NATO and Macedonia's ethnic Albanian rebels reached agreement Friday on how many weapons the militants will hand over, and the alliance said it hoped to collect about a third of the arms by the end of next week.

Gen. Gunnar Lange of Denmark, the NATO commander in Skopje, did not release the weapons figure but told reporters that NATO and the rebels had agreed on a number and it was being submitted to the Macedonian government for review.

The government has hotly disputed the rebel National Liberation Army's claim that it has just 2,000 weapons, insisting the number is closer to 85,000.

"The first figures from the NLA were starting figures and not really credible, so they required some reassessments and further discussions," Lange said. "I believe the numbers are now credible and close to our intelligence assessments."

Lange said NATO's mission to collect and destroy the weapons would begin next week at about 15 collection points in the cities of Kumanovo, Tetovo and Debar. He predicted that a third of all the arms would be in NATO's hands by the end of the week.

Both the rebels and government forces were to begin withdrawing Friday from areas near the collection sites in order to provide NATO forces with some "breathing space," Lange said.

NATO officials have been reluctant to speculate on weapons figures, arguing that the point of the mission is to build trust -- to persuade the ethnic Albanian and Macedonian sides to use the weapons handover as their first mutual confidence-building measure.

Underscoring the risks of the mission, scattered small-arms fire broke out overnight in Macedonia, police said Friday.

Police sources speaking on condition of anonymity told The Associated Press that gunfire was reported in northwestern Macedonia near Tetovo, Macedonia's second-largest city. No injuries were reported, and it was not immediately clear who did the shooting.

Hundreds of NATO soldiers arrived Thursday for the British-led mission, but their preparations got under way amid some doubts that the operation will bring peace to the troubled Balkan nation.

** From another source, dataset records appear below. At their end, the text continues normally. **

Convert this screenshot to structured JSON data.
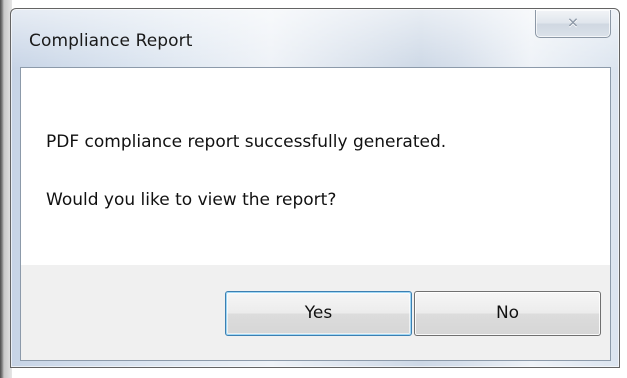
{
  "dialog": {
    "title": "Compliance Report",
    "close_icon": "close-icon",
    "close_glyph": "✕"
  },
  "message": {
    "line1": "PDF compliance report successfully generated.",
    "line2": "Would you like to view the report?"
  },
  "buttons": {
    "yes": "Yes",
    "no": "No"
  },
  "colors": {
    "default_button_border": "#3c7fb1",
    "button_area_bg": "#f0f0f0"
  }
}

Russian President Vladimir Putin said Thursday that he had "great doubts" the British-led mission would be able to reconcile Macedonia's warring sides.

"Strictly speaking, to seize the arms is not the main task," Putin said on a visit to Ukraine, which has been criticized for selling helicopter gunships to the Macedonian government. "The main task is to create conditions in which peace comes to this land."

In Germany, the Cabinet approved a proposal to send soldiers to Macedonia to join the 3,500-member -led mission, but the action still faced a tough fight in parliament. Dissenting lawmakers worry that German troops could get caught in a quagmire if the NATO mission is extended beyond its 30-day deadline.

Adding to the overall uncertainty in Macedonia, a political crisis erupted Thursday when a key ethnic Albanian political party threatened to pull out of the broad-based government created in May to help the country avoid all-out war.

The Party for Democratic Prosperity objected to Prime Minister Ljubco Georgievski's efforts to fire the justice minister, an ethnic Albanian, for failing to arrange the extradition of an alleged ethnic Albanian rebel leader detained in Germany.

NATO's ruling council authorized the mission despite scattered cease-fire violations recorded since Macedonia's political parties signed a peace accord Aug. 13. Although the ethnic Albanian rebels didn't sign the agreement, they have agreed separately with NATO to disarm.